Inti dari apa yang akan dituangkan dalam amandemen UUD 1945 kelima dan kebijakan
pendidikan turunan lainnya adalah: menegaskan kembali sistem pendidikan nasional yang mesti
dibangun dalam rangka “mencerdaskan kehidupan bangsa”. Dengan demikian substansi dan
tujuan pendidikan nasional mesti dibangun di atas landasan Pancasila dan UUD 1945 yang
secara eksplisit dalam undang-undang mengenai sistem pendidikan nasional disebut tatanan
masyarakat seperti apakah yang ingin dicapai melalui sistem pendidikan nasional dan manusia
Indonesia seperti apakah yang ingin diciptakan melalui sistem pendidikan nasional. Dalam
ketentuan UUD 1945 pasal 31 ayat (3) dengan demikian tidak sekadar, “Pemerintah
mengusahakan dan menyelenggarakan satu sistem pendidikan nasional, yang meningkatkan
keimanan dan ketakwaan serta akhlak mulia dalam rangka mencerdaskan kehidupan bangsa,
yang diatur dengan undang-undang”, lebih dari itu mesti ditambah menjadi, “Pemerintah
mengusahakan dan menyelenggarakan satu sistem pendidikan nasional, yang meningkatkan
keimanan dan ketakwaan serta akhlak mulia serta mampu mengembangkan ilmu pengetahuan
dalam rangka mencerdaskan kehidupan bangsa, yang diatur dengan undang-undang”.

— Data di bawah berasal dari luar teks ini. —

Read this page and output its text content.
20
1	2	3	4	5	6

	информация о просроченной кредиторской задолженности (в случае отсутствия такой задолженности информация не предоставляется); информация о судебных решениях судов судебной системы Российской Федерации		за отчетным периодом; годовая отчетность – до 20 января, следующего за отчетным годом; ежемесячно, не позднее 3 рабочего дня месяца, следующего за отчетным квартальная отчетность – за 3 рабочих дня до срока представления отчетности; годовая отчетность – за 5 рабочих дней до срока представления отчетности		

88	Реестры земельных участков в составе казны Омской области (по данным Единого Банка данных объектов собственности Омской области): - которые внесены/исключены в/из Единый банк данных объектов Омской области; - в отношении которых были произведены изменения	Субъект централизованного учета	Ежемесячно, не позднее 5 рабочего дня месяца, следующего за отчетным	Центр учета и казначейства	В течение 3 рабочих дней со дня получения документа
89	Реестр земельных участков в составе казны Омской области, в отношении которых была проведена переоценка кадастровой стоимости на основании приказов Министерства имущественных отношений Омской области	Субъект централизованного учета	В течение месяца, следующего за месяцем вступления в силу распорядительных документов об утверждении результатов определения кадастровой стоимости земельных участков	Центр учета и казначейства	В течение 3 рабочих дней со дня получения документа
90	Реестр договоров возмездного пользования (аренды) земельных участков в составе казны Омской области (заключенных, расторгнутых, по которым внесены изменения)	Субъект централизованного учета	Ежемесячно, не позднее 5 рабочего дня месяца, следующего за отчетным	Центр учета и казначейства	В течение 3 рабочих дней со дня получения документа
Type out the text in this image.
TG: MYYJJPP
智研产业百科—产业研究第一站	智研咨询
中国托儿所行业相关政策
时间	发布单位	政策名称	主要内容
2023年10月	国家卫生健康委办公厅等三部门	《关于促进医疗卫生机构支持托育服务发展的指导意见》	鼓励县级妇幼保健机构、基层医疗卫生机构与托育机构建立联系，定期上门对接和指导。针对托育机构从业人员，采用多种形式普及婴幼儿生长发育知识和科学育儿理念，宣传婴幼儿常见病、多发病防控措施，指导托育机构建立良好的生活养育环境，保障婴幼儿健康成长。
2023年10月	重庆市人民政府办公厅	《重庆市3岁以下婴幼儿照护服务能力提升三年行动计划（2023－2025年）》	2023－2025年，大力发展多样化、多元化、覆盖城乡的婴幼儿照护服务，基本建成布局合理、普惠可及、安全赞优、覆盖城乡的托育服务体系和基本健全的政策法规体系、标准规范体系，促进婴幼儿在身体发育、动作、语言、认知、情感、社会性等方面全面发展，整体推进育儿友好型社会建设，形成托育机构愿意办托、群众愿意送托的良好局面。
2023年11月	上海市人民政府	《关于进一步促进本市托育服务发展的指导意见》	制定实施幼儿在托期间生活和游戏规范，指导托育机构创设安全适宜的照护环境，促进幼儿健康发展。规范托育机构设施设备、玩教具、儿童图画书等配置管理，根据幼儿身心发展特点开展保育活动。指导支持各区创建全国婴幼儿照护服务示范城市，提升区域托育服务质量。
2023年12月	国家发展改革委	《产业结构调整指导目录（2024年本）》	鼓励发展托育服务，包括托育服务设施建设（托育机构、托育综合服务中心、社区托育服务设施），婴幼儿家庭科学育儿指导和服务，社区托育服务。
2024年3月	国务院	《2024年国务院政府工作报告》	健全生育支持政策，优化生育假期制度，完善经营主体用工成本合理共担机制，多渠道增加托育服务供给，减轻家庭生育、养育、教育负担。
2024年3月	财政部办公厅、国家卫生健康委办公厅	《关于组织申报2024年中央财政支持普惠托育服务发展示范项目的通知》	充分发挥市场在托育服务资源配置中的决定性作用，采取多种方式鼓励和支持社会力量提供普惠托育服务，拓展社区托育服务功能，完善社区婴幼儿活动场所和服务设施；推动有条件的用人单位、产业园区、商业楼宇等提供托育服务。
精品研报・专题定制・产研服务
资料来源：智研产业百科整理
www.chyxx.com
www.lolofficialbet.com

Secara substansial sistem pendidikan nasional tersebut mesti dijiwai oleh filosofi Pancasila dan
ketentuan dasar dalam pembukaan UUD 1945 yang berbunyi, “…melindungi segenap bangsa
Indonesia dan seluruh tumpah darah Indonesia dan untuk memajukan kesejahteraan umum,
mencerdaskan kehidupan bangsa dan ikut melaksanakan ketertiban dunia yang berdasarkan
kemerdekaan, perdamaian abadi dan keadilan sosial”. Jadi, tidak sekadar dalam rangka
menjalankan amanat “mencerdaskan kehidupan bangsa”, namun substansi (content) mesti
holistik.

Secara praktis dalam amandemen kelima UUD 1945, upaya untuk menciptakan sistem
pendidikan Indonesia yang betul-betul mengambil landasan filosofi Pancasila dan visi ideologis
UUD 1945, dengan pendidikan yang adil, merata, tidak ada diskriminasi, maka perlu juga
diamandemen pasal-pasal lain dalam UUD 1945 hasil amandemen keempat tersebut yang juga
“gagal” diterjemahkan dalam bentuk kebijakan perundang-undangan pada level praksis-
operasional. Misalnya mengenai hubungan internasional, perlu diperhatikan bahwa yang mesti
diutamakan adalah kepentingan bangsa dan negara Indonesia, bukan sekadar karena prestise dan
lainnya. Hal ini adalah penjabaran dari amanar pembukaan UUD 1945 yang berbunyi, “…ikut
melaksanakan ketertiban dunia yang berdasarkan kemerdekaan, perdamaian abadi dan keadilan
sosial”. Dengan demikian semua bentuk komunikasi ekonomi-politik yang tidak “…berdasarkan
kemerdekaan…” sudah selayaknya untuk ditinjau kembali. Hal ini untuk mencegah terulangnya
tragedi dikeluarkannya Perpres No. 76 dan 77/2007 yang secara sembrono memasukkan
pendidikan sebagai bidang usaha terbuka bagi investasi asing sebagai akibat Indonesia telah
meratifikasi kesepakatan dengan WTO.

Terakhir, hal yang tidak dapat dilupakan adalah perlunya penggabungan kembali antara
pendidikan dan kebudayaan, karena pada hakikatnya keduanya tidak dapat dipisahkan. Salah
satu dampak pemisahannya dalam bentuk memisahkan departemen kebudayaan dari departemen
pendidikan telah menjadikan pendidikan kering dan jauh dari proses pembudayaan, dan
sebaliknya penggabungan penanganan kebudayaan bangsa dengan kepariwisataan telah
menjadikan pengertian budaya tereduksi mejadi komoditas dagang belaka. Jika dipertimbangkan
lebih jauh bahwa amat krusial untuk mendefinisikan apakah pendidikan nasional itu secara
ideologis-filosofis berkaitan dengan kebudayaan, bukan pengertian normatif-yuridis, maka
agaknya perlu juga mencantumkan pengertian substansial pendidikan sebagai “proses
pembudayaan dan memanusiakan manusia dan mencerdaskan kehidupan bangsa dengan
berpedoman pada tata nilai luhur budaya bangsa dan kepentingan bangsa Indonesia”. Dengan
ketentuan secara eksplisit ini akan dapat semakin mengikat tafsir dari apa yang dimaksud dengan
sistem pendidikan nasional sebenarnya dalam konteks keindonesiaan dan kebangsaan. [ ]

[1] David Hawkes, Ideology, 2nd edition, London & New York: Routledge, 2004, hlm. 117-118.
Althusser mengemukakan tentang aparatus represif negara dan aparatus ideologis negara dalam
bukunya Lenin and Philosophy (1969).

[2] H.A.R. Tilaar. Kekuasaan dan Pendidikan: Manajemen Pendidikan Nasional dalam Pusaran
Kekuasaan. Jakarta: Rineka Cipta, 2009, hlm. 7.